17.10.2016 Articles

Building a planet of sound for the Royal College of Music in Stockholm

With a spectacular main building in gold shimmering glass, it’s impossible to miss that the Royal College of Music in Stockholm (KMH) has got a new campus. In the summer of 2016, the school moved to newly-built premises that could meet KMH’s extremely high acoustic demands.

“Everyone who worked on the project was trained in acoustics to understand the audio requirements,” says client’s representative John Wessel, Project Manager, Akademiska Hus. Caverion’s responsibilities covered Heating & Sanitation, Ventilation & Air Conditioning, Electricity and Lighting in music studios, chorus halls and classrooms. The projects acousticians have inspected all the installations in all rooms.

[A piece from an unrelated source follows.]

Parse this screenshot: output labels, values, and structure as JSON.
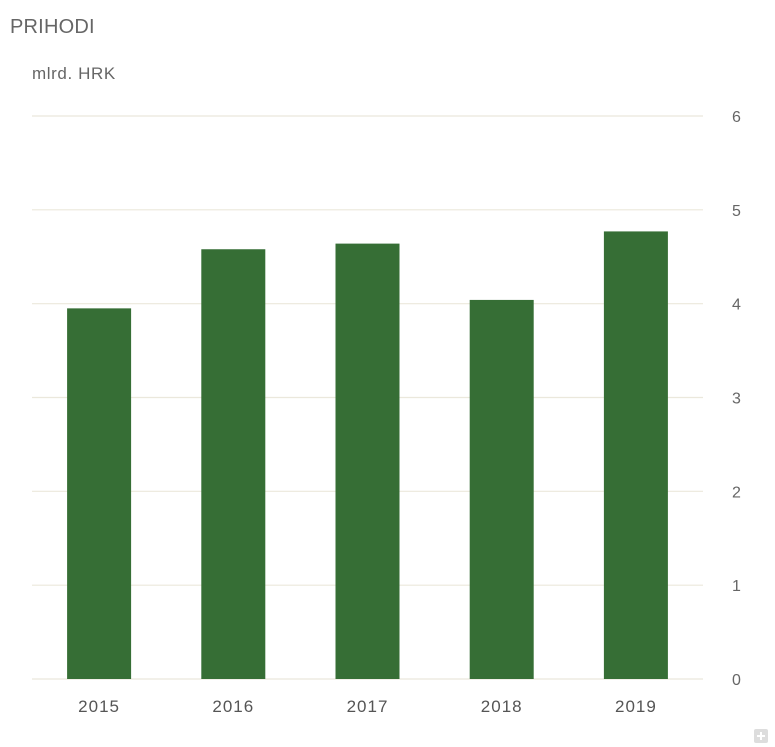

“It has been a fun and complex project where we had very good cooperation with all the parties and we have succeeded in keeping both the schedule and the budget. Caverion has taken the specific requirement seriously and managed to solve problems that were hard to describe in the original plans for a building with such high acoustic demands,” Wessel says.

Over 200 sound rooms

The college has more than 200 sound rooms, which are built as a “room-within-a-room” to help meet the noise requirements. No other building in Sweden has this many sound rooms. The floors in all the sound rooms rest on special rubber bushings on which walls and ceilings in turn rest.

“It was a very interesting project. The acoustic requirements were mainly related to practice rooms, recording studios and concert halls. There will certainly not be any noise between rooms,” says Sara Tauberman, Project manager from Caverion.

The project covered a total area of 21,900 square metres and the building’s climate has a relative humidity of 40–60 per cent.